Smith Barney, now part of a joint venture controlled by former Pandit employer Morgan Stanley, had $10.2 billion of revenue last year, or 19 percent of Citigroup’s total.
The company’s share price is down 95 percent from a December 2006 peak, even after jumping 17 percent this week amid signs the worst of the recession may be over. The stock closed at $3.03 in composite trading on the New York Stock Exchange yesterday and was at $3.09 at 8:41 a.m.
The businesses that Pandit plans to keep, grouped in a division called Citicorp, had a $3.06 billion profit in the quarter, down 11 percent from a year earlier. Stock-trading revenue fell 28 percent to $1.1 billion and private-banking revenue fell 20 percent to $477 million, overwhelming a 26 percent gain in fixed-income trading revenue to $5.57 billion. Debt underwriting climbed 14 percent to $751 million.
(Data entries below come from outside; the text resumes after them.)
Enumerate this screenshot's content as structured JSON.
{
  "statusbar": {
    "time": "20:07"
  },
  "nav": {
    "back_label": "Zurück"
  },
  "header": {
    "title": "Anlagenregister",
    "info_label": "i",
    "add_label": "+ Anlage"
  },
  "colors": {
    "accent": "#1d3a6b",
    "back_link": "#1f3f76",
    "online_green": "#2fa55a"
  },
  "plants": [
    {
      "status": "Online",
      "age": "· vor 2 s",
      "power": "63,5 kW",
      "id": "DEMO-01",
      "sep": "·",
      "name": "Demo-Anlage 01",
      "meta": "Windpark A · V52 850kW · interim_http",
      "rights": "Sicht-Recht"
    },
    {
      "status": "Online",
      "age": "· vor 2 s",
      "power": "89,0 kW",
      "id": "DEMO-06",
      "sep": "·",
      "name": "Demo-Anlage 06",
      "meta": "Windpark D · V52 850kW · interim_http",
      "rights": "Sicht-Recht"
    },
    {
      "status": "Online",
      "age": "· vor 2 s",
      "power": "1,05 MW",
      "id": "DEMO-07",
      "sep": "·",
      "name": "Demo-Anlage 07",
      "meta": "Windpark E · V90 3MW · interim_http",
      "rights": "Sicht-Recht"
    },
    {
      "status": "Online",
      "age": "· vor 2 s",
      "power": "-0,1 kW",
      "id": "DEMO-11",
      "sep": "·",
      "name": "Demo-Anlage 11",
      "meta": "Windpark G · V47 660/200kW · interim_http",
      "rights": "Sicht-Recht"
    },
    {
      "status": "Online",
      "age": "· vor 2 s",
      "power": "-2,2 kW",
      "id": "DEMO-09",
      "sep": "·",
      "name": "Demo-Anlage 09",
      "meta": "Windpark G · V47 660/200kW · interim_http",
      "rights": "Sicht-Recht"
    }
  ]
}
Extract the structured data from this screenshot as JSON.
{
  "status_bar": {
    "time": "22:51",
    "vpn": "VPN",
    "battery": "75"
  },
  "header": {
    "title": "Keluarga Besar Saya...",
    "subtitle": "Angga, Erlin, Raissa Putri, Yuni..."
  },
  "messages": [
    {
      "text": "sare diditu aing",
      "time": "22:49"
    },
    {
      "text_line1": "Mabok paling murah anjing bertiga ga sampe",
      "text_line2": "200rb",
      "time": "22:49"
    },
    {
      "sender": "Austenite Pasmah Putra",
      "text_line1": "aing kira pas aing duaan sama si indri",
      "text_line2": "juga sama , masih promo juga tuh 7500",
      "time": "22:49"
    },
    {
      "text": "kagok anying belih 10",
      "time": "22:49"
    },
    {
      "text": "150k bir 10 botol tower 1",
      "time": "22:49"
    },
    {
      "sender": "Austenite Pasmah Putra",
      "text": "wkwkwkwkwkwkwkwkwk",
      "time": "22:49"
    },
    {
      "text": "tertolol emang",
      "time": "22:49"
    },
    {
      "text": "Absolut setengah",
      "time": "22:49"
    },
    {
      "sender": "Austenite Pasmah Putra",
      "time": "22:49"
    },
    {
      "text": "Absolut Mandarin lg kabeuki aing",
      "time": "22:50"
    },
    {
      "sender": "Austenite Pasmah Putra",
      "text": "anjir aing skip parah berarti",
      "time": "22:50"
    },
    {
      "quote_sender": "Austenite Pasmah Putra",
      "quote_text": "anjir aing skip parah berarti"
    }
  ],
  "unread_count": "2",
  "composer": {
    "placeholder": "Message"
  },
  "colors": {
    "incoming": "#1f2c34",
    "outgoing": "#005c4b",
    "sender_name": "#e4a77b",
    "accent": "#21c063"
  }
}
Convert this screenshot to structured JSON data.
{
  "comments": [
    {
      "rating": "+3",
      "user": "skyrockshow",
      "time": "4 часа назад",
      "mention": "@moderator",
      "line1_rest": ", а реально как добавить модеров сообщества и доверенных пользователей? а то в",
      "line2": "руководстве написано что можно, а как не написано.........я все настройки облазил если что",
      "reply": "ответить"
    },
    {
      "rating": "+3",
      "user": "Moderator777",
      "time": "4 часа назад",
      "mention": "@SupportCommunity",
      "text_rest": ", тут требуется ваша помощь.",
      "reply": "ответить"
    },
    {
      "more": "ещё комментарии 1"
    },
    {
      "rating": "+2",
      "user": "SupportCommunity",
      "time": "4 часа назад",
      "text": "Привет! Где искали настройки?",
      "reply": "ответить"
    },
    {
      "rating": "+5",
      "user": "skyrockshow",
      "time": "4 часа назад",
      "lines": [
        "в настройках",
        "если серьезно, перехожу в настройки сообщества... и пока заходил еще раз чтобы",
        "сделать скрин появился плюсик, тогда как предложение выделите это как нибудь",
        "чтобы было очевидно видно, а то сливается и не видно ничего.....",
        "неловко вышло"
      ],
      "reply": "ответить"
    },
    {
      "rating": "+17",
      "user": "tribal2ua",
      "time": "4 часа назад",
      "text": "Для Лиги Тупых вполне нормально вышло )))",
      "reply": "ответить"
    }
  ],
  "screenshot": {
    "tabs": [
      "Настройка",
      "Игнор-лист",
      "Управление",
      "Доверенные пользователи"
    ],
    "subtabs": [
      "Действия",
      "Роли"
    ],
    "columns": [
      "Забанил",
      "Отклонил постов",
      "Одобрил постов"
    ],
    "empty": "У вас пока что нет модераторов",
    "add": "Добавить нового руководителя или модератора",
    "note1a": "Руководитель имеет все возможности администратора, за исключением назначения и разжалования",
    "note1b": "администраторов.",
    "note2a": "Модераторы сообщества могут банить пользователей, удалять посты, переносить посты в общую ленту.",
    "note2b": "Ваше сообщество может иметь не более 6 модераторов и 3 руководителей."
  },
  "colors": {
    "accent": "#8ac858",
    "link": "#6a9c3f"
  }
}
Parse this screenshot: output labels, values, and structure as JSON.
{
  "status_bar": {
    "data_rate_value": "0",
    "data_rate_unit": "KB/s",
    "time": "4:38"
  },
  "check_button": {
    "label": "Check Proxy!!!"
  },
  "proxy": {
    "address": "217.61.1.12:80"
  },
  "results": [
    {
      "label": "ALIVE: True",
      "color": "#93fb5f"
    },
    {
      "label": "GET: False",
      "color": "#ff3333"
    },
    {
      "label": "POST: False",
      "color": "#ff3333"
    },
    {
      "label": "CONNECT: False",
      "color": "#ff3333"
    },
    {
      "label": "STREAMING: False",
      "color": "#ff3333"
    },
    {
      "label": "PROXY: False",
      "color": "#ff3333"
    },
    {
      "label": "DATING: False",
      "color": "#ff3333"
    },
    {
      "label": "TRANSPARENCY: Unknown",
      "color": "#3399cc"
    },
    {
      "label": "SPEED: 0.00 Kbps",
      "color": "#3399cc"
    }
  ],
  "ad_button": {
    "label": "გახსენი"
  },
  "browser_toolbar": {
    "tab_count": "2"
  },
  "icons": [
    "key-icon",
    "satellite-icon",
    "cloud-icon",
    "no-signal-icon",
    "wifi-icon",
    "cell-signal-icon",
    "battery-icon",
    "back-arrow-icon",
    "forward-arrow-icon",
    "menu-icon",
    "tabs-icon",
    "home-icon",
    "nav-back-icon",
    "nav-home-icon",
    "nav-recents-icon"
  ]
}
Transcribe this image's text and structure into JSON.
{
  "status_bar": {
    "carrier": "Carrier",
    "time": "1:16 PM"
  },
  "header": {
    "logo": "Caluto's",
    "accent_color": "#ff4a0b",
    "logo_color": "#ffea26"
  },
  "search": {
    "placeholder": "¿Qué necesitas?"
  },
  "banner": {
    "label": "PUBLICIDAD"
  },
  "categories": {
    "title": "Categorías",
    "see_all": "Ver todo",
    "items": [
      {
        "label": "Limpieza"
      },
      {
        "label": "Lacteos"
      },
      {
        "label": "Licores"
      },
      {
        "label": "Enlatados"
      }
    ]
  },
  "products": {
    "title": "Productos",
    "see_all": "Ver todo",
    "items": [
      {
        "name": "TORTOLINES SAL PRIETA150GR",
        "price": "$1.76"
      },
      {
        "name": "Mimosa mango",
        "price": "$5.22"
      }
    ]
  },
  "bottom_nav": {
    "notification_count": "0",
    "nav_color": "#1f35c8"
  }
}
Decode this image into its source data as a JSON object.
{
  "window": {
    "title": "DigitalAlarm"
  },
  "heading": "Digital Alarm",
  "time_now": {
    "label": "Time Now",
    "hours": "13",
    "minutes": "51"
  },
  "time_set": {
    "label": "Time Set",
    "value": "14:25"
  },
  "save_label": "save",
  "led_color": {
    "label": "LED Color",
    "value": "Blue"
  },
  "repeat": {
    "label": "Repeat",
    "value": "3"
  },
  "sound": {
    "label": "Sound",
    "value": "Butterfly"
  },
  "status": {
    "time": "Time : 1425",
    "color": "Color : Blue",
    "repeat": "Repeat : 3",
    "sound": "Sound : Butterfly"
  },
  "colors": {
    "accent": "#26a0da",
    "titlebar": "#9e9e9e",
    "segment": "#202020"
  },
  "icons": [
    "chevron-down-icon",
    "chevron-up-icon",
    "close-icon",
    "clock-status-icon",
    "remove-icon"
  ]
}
Citi Holdings, the division of businesses that Pandit is selling or winding down, including the Smith Barney results, had a $1.36 billion profit, compared with a $5.23 billion loss reported a year earlier. Absent the Smith Barney gain, the division had a $5.36 billion loss.
The bank’s costs for bad loans in the quarter jumped by 75 percent to $12.2 billion. Late credit card loans increased to 3 percent of the total, from 2.1 percent a year earlier.
“Our most significant challenge now remains consumer credit,” Pandit said in the statement. “Losses in our consumer businesses have been growing for some time, but we see some positive signs of moderation in those loss trends.”
Citigroup’s operating loss contrasted with profits posted by its biggest rivals. Charlotte, North Carolina-based Bank of America said today second-quarter profit was $3.22 billion. New York-based JPMorgan yesterday reported second-quarter earnings of $2.7 billion, up 36 percent. On July 14, Goldman Sachs Group Inc., which also has its headquarters in New York, posted a 65 percent increase in profit to $3.44 billion.
Citigroup plans to dilute current shareholders by 76 percent under a plan to convert $33 billion of preferred shares and $25 billion of the government’s bailout stake into common stock. Under that conversion, set to begin as soon as this month, the government would end up with a 34 percent stake.
Pandit, 52, who took over in December 2007 following the ouster of Charles O. “Chuck” Prince, has sold 23 businesses since then and cut jobs from a workforce that had ballooned to 375,000 employees.
The former hedge fund manager and Morgan Stanley investment banker now says he wants to cast off operations outside of branch banking, investment banking and trading to remake Citigroup as a one-of-a-kind financial institution able to serve consumers and multinational corporations in more than 100 countries.
Pandit said in a June 15 speech in Detroit that he expects slow U.S. economic growth in coming years because Americans are saving more and borrowing less. That means Citigroup must use profits from its global banking network, especially in emerging markets, to restore its health, he said.
“As every businessperson knows, the best way to repay debt is to earn your way out of it,” Pandit said.